How Sylvera assesses biochar credit quality
The Sylvera rating is derived from a combination of carbon, additionality and permanence scores. These three core pillars are combined in a series of matrices to ensure that underperformance in one area is not overshadowed by high performance in others.
Our carbon score verifies whether the project has delivered on its carbon claims by comparing permanence adjustment factors, or rates of decay, for the project’s biochar, to Sylvera’s calculated factor using third-party data. All biochar used in soil applications is subject to decay, resulting in emissions released into the atmosphere. If a project calculates net GHG removals using a permanence adjustment factor, or rate of decay, that does not account for emitted carbon then there is a risk the project has delivered less carbon removals relative to the amount verified.
Sylvera’s additionality score assesses the likelihood the project activities would have been implemented in absence of the carbon revenues. It also quantifies the likelihood and extent the project is over-issuing credits due to an underestimation of life cycle emissions or the overestimation of the stability of the biochar stemming from its chemical composition.
Permanence refers to the risk that the avoided emissions will later be reversed and released back into the atmosphere. Our permanence score uses a risk matrix approach to quantify major risks to carbon stock including: pests and pathogens, fire, storm and wind, flood, drought, and anthropogenic. The final score is calculated considering the additive and maximum risks present in the project. Sylvera’s permanence helps buyers distinguish the relative degree of non-permanence (or reversal of carbon storage) risk between projects.

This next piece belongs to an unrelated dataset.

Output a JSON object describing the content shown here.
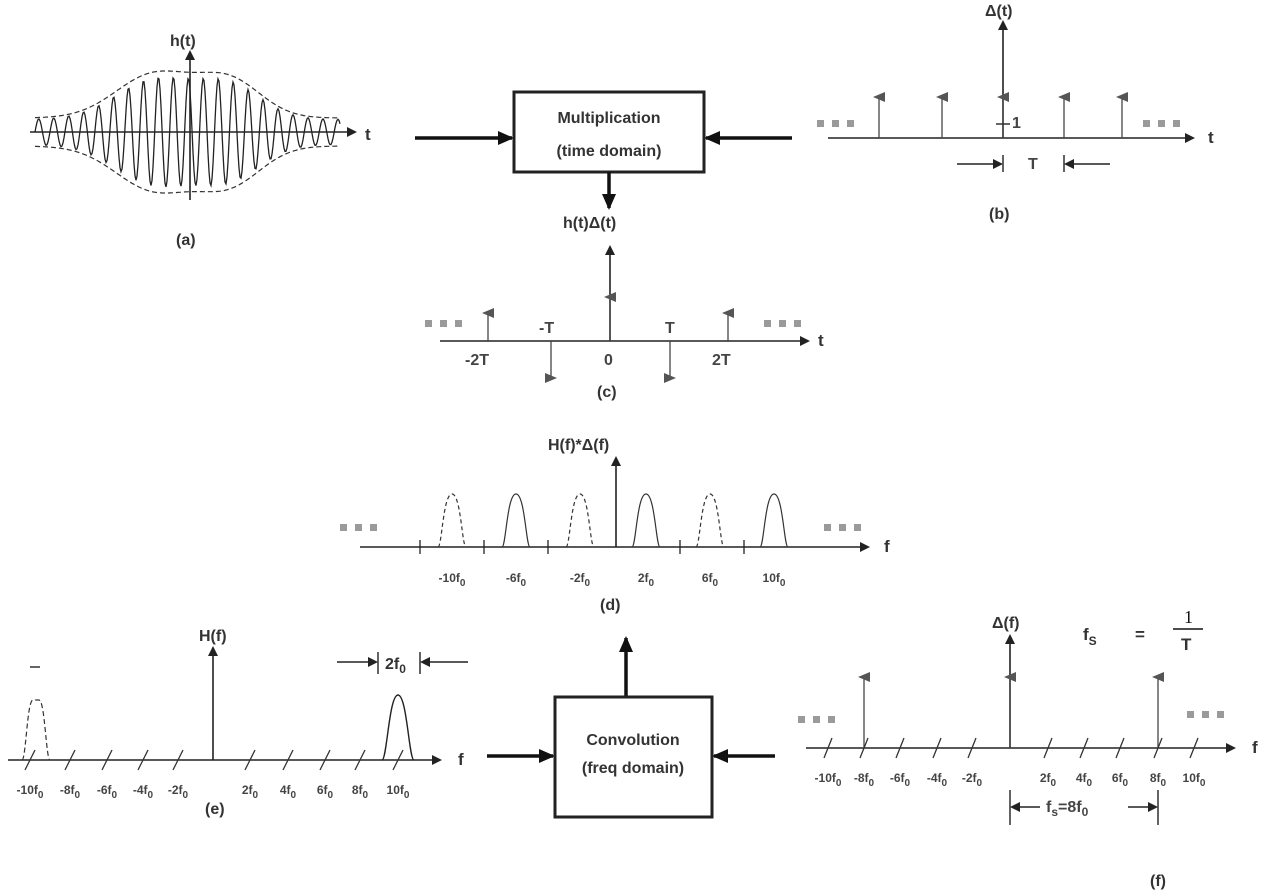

Sylvera’s co-benefits score examines the extent to which the project is implementing activities that support local biodiversity and communities, as well as the scale and likely impact of these activities. We use geospatial analysis and leverage our partnership with IBAT to assess the background level of biodiversity that is within the project area, using threatened species, biodiversity, and protected area data. When assessing community impact, we utilize data disclosed by project developers and the SDG framework to triangulate a project’s community impact.
The use of biochar in soil applications has associated biodiversity co-benefits such as increased soil health and fertility, as well as improved moisture retention that can help conserve water use in crop production. However, there is a notable lack of community co-benefits in the design of biochar projects.